The other type of certificate attests, under Article 50, to the sophistication of an investor in specific investments, or, in theory, all investment types. That sort of certificate has a three-year life, and must be issued by a person authorised under the FSMA. Again, this all sounds extremely simple, and this type of certificate allows its holder to have pretty much any investment promoted to them, not merely shares in private companies. But the problems mount up here as well. Why, in principle, should an investment firm be prepared to issue such a certificate? And what criteria should it use, as no guidance is given? What is its liability if it issues a certificate when it should not have done? The answer to this is that, potentially, it commits the offence of making a false or misleading statement for the purposes of inducing persons to invest.

One might think that the investor would ask their financial adviser to certify them, simply because the two will know each other reasonably well. But actually, Article 50 stipulates that if an investment firm issues a certificate under this provision, it cannot then make related financial promotions to them.

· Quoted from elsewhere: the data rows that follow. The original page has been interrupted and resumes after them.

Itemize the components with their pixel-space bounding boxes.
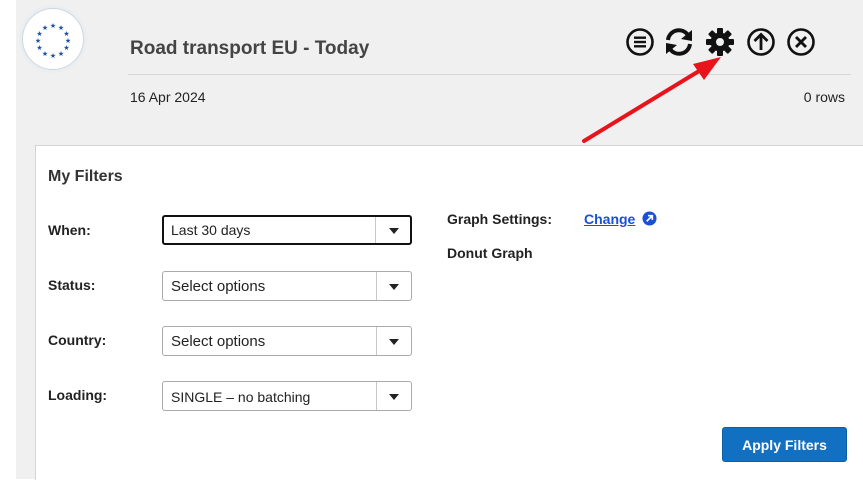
- svg-text:★: ★: [58, 50, 64, 58]
- page-title: Road transport EU - Today: [130, 38, 370, 59]
- loading-value: SINGLE – no batching: [171, 389, 311, 405]
- country-select[interactable]: Select options: [162, 326, 412, 356]
- svg-text:★: ★: [50, 22, 56, 30]
- arrow-up-icon[interactable]: [745, 26, 777, 58]
- gear-icon[interactable]: [704, 26, 736, 58]
- select-separator: [376, 327, 377, 355]
- menu-icon[interactable]: [624, 26, 656, 58]
- report-panel: ★ ★ ★ ★ ★ ★ ★ ★ ★ ★ ★ ★ Road transport E…: [16, 0, 863, 480]
- chevron-down-icon: [389, 284, 399, 290]
- graph-settings-change-link[interactable]: Change: [584, 211, 635, 227]
- chevron-down-icon: [389, 339, 399, 345]
- loading-select[interactable]: SINGLE – no batching: [162, 381, 412, 411]
- svg-text:★: ★: [42, 24, 48, 32]
- svg-text:★: ★: [50, 52, 56, 60]
- status-value: Select options: [171, 278, 266, 295]
- status-label: Status:: [48, 277, 96, 293]
- row-count: 0 rows: [803, 89, 845, 105]
- filters-heading: My Filters: [48, 168, 123, 185]
- country-label: Country:: [48, 332, 107, 348]
- graph-settings-label: Graph Settings:: [447, 211, 553, 227]
- select-separator: [376, 272, 377, 300]
- svg-text:★: ★: [63, 44, 69, 52]
- chevron-down-icon: [389, 228, 399, 234]
- header-divider: [128, 74, 851, 75]
- country-value: Select options: [171, 333, 266, 350]
- when-value: Last 30 days: [171, 222, 251, 238]
- report-date: 16 Apr 2024: [130, 89, 206, 105]
- close-icon[interactable]: [785, 26, 817, 58]
- external-link-icon[interactable]: [642, 211, 657, 226]
- when-label: When:: [48, 222, 91, 238]
- loading-label: Loading:: [48, 387, 108, 403]
- graph-type: Donut Graph: [447, 245, 533, 261]
- select-separator: [375, 217, 376, 243]
- refresh-icon[interactable]: [663, 26, 695, 58]
- svg-text:★: ★: [36, 44, 42, 52]
- svg-text:★: ★: [35, 37, 41, 45]
- chevron-down-icon: [389, 394, 399, 400]
- status-select[interactable]: Select options: [162, 271, 412, 301]
- when-select[interactable]: Last 30 days: [162, 215, 412, 245]
- filters-panel: My Filters When: Last 30 days Status: Se…: [35, 145, 863, 480]
- eu-stars-icon: ★ ★ ★ ★ ★ ★ ★ ★ ★ ★ ★ ★: [35, 22, 71, 60]
- select-separator: [376, 382, 377, 410]
- svg-text:★: ★: [42, 50, 48, 58]
- eu-logo: ★ ★ ★ ★ ★ ★ ★ ★ ★ ★ ★ ★: [22, 8, 84, 70]
- apply-filters-button[interactable]: Apply Filters: [722, 427, 847, 462]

There is, of course, a basis for an investment firm to classify customers and contacts as ‘expert’ and this has certain consequences, for example, that persons so classified can be shown particulars of unregulated collective investment schemes. However, the fact that somebody is expert-classified in this way, and treated as an intermediate customer under the FSA rules for investment firms, does not make them any more accessible to unregulated promoters of private investment opportunities.

When the Financial Promotion Order was under discussion, and for several months afterwards as the Treasury introduced amendments to it, there was pressure to create a more sensible regime where investors could self-certify, and the unworkable, or frankly embarrassing, features of these two certification processes could be corrected.

In the US, the concept of an ‘accredited investor’ has been in use for many years, and essentially it is up to the investors to declare their assets, net worth, experience and attitude to risk. We badly need that system in the UK.

And so I return to my opening observation, which was that it is simply not the case that all investors deserve intensive protection under the law. Where sophisticated, experienced, individual investors choose to invest money in a start-up venture run by moderately inexperienced entrepreneurs, the investors can take care of themselves – it is the entrepreneurs whom society most needs to protect. They may have a great idea, a sound business plan and a little money of their own, but no experience in converting all of this into a functioning business venture with third-party money injected and put to work. The entrepreneur needs tuition in running a company, liaison with investors and lenders. While tutoring investee entities and their managers in the art of working with third-party capital is largely a cultural thing, the shackles that inhibit investment opportunities in this sector can only be removed by amendment to the regulations. It ought to be made much simpler for small and developing businesses to be marketed to business angels and investment clubs, with the current regulatory obstacle course pared back to an acceptable minimum. To date, the FSMA regime in relation to informal investing has been an immense disappointment.

The past few years have seen a marked increase in the amount of data required of investors in order that those who handle their money comply with anti-money laundering rules and procedures. What this means is that at the point of investment, each investor must provide a significant amount of information about themselves, their means and the provenance of their money. This raises two interesting points in connection with financial promotion. First, disclosure for money laundering compliance purposes is effectively a self-certification exercise. Second, until the disclosure is given – which is an eleventh-hour aspect of most investment transactions – the parties negotiate entirely on trust that the investor’s identity and cash resources will pass muster. If so, why can they not also be trusted to have sufficient experience or resources to put their capital at risk if they want to?